En Italie cette musique en même temps sacrée et profane naît d’un milieu moins proche des cours et s’adresse au peuple, pour porter un message de renouveau spirituel dans une période de violentes luttes politiques et de défiance dans le clergé dépravé: les Laudi naissent près les confréries laic-chrétiennes qui agissaient déjà au X siècle, et elles se développent comme moyen pour prêcher: si au début elles se rattrapaient à la liturgie traditionnelle, au chant des psaumes, au XII siècle, désormais au sommet de leur développement, sont en langue vulgaire et glorifient Jésus, la Vierge et les différents saints, elles sont très suivies par le peuple et pour les chanter des confréries spécialisées exclusivement dans le chant, nommées « Laudesi », se forment.
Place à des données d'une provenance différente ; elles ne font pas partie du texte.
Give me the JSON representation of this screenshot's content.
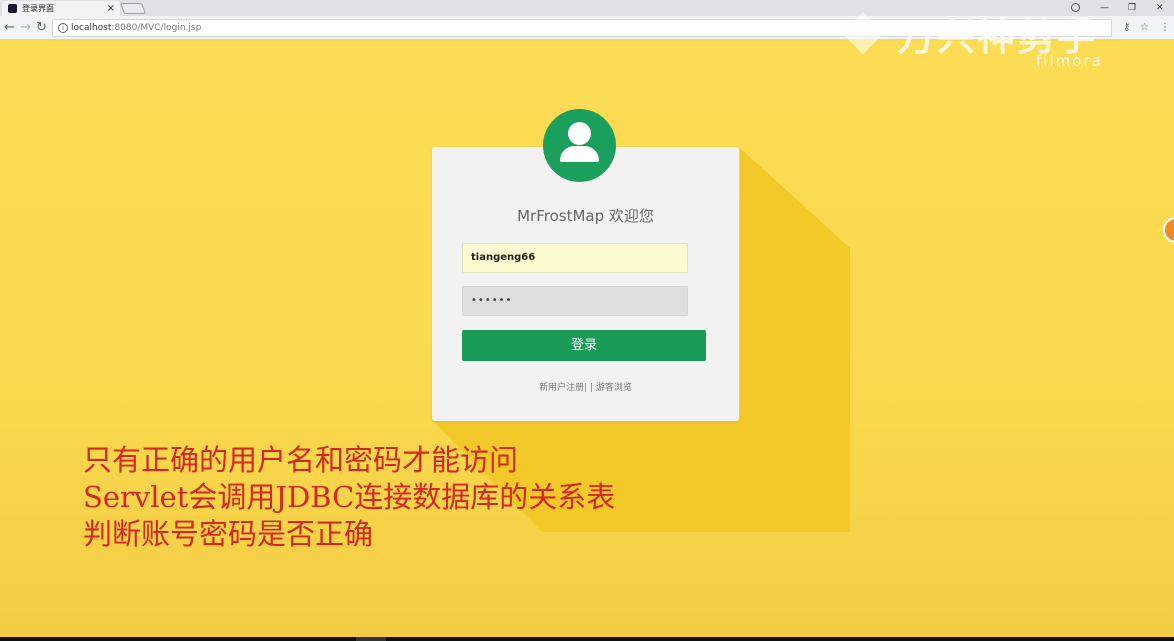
{
  "browser": {
    "tab_title": "登录界面",
    "tab_close": "×",
    "url_host": "localhost",
    "url_path": ":8080/MVC/login.jsp"
  },
  "watermark": {
    "brand_cn": "万兴神剪手",
    "brand_en": "filmora"
  },
  "login": {
    "welcome": "MrFrostMap 欢迎您",
    "username_value": "tiangeng66",
    "password_mask": "••••••",
    "submit_label": "登录",
    "register_link": "新用户注册|",
    "separator": "|",
    "guest_link": "游客浏览"
  },
  "caption": {
    "line1": "只有正确的用户名和密码才能访问",
    "line2": "Servlet会调用JDBC连接数据库的关系表",
    "line3": "判断账号密码是否正确"
  },
  "colors": {
    "background": "#fad94d",
    "accent_green": "#1a9c58",
    "caption_red": "#d42820"
  }
}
Cette musique religieuse mais extra liturgique, faite pour entrer dans la vie quotidienne, pour entretenir et amuser les auditeurs mais en même temps pour transmettre la foi, est illustrée dans le concert des Galinverna par un parcours qui, traversant l‘Europe et ses différentes écoles de pensée du XII au XV siècle, aborde musiques qui s’orientent à jeter les bases de celle qui sera une musique cultivée, mais qui ne néglige pas l’énergie, la vitalité et la facilité à retenir de la musique populaire, elle utilise des instruments qui n’appartiennent pas au monde liturgique mais parfois elle y adjoint les polyphonies vocales expérimentées dans les milieux religieux, elle offre à la Madone, aux Saints et à Dieu l’allégresse qui ne peut pas toujours rentrer dans les églises.